A gas mixture with a total pressure of 795 mmHg
contains each of the following gases at the indicated partial pressures: 137 mmHg
CO2
, 241 mmHg
Ar
, and 184 mmHg
O2
. The mixture also contains helium gas.
What mass of helium gas is present in a 12.9- L
sample of this mixture at 279 K
?
To find the mass of helium gas present in the mixture, we first need to find the partial pressure of helium gas.
The total pressure of the gas mixture is 795 mmHg, and the partial pressures of CO2, Ar, and O2 are given as 137 mmHg, 241 mmHg, and 184 mmHg respectively. Therefore, the partial pressure of helium gas can be calculated as:
Partial pressure of helium gas = Total pressure - partial pressures of CO2, Ar, and O2
Partial pressure of helium gas = 795 mmHg - 137 mmHg - 241 mmHg - 184 mmHg
Partial pressure of helium gas = 233 mmHg
Next, we need to convert the volume of the gas mixture to liters as it is given in mmHg. 1 L = 760 mmHg, so:
Volume of gas mixture in liters = 12.9 L
Now, we can use the ideal gas law to find the number of moles of helium gas present:
PV = nRT
(233 mmHg) (12.9 L) = n (0.0821 L.atm/mol.K) (279 K)
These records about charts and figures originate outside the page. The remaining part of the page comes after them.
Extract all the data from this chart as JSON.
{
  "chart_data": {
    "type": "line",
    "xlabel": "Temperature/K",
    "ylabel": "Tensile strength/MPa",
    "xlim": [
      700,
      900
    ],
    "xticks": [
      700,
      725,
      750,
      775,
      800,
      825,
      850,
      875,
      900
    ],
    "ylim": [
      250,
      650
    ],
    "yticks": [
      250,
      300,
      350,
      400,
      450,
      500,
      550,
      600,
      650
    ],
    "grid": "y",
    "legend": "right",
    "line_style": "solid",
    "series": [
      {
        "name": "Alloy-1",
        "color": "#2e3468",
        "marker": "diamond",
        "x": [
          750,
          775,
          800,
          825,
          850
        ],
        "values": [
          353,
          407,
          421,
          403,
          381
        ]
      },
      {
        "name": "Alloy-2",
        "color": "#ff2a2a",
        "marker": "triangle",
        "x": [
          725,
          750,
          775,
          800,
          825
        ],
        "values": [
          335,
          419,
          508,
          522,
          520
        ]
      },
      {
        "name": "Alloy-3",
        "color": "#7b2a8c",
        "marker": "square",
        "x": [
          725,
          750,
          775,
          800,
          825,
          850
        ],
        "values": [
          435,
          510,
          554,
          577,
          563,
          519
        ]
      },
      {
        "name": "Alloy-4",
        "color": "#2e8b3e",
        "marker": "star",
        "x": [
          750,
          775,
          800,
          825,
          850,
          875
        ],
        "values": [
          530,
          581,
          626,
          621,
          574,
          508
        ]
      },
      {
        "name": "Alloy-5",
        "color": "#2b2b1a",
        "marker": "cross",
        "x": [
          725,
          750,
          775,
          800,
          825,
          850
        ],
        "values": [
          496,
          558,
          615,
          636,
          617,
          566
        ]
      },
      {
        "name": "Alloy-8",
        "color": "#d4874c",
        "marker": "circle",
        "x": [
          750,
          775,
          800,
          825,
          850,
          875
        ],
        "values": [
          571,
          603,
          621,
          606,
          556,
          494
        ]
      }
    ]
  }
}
n = (233 x 12.9) / (0.0821 x 279)
n = 458.086
Finally, we can find the mass of helium gas present using the formula:
Mass = number of moles x molar mass
Molar mass of helium = 4 g/mol (approx)
Mass of helium gas present = 458.086 moles x 4 g/mol
Mass of helium gas present = 1832.344 g or 1.832 kg
Therefore, the mass of helium gas present in the 12.9 L sample of this mixture at 279 K is approximately 1.832 kg.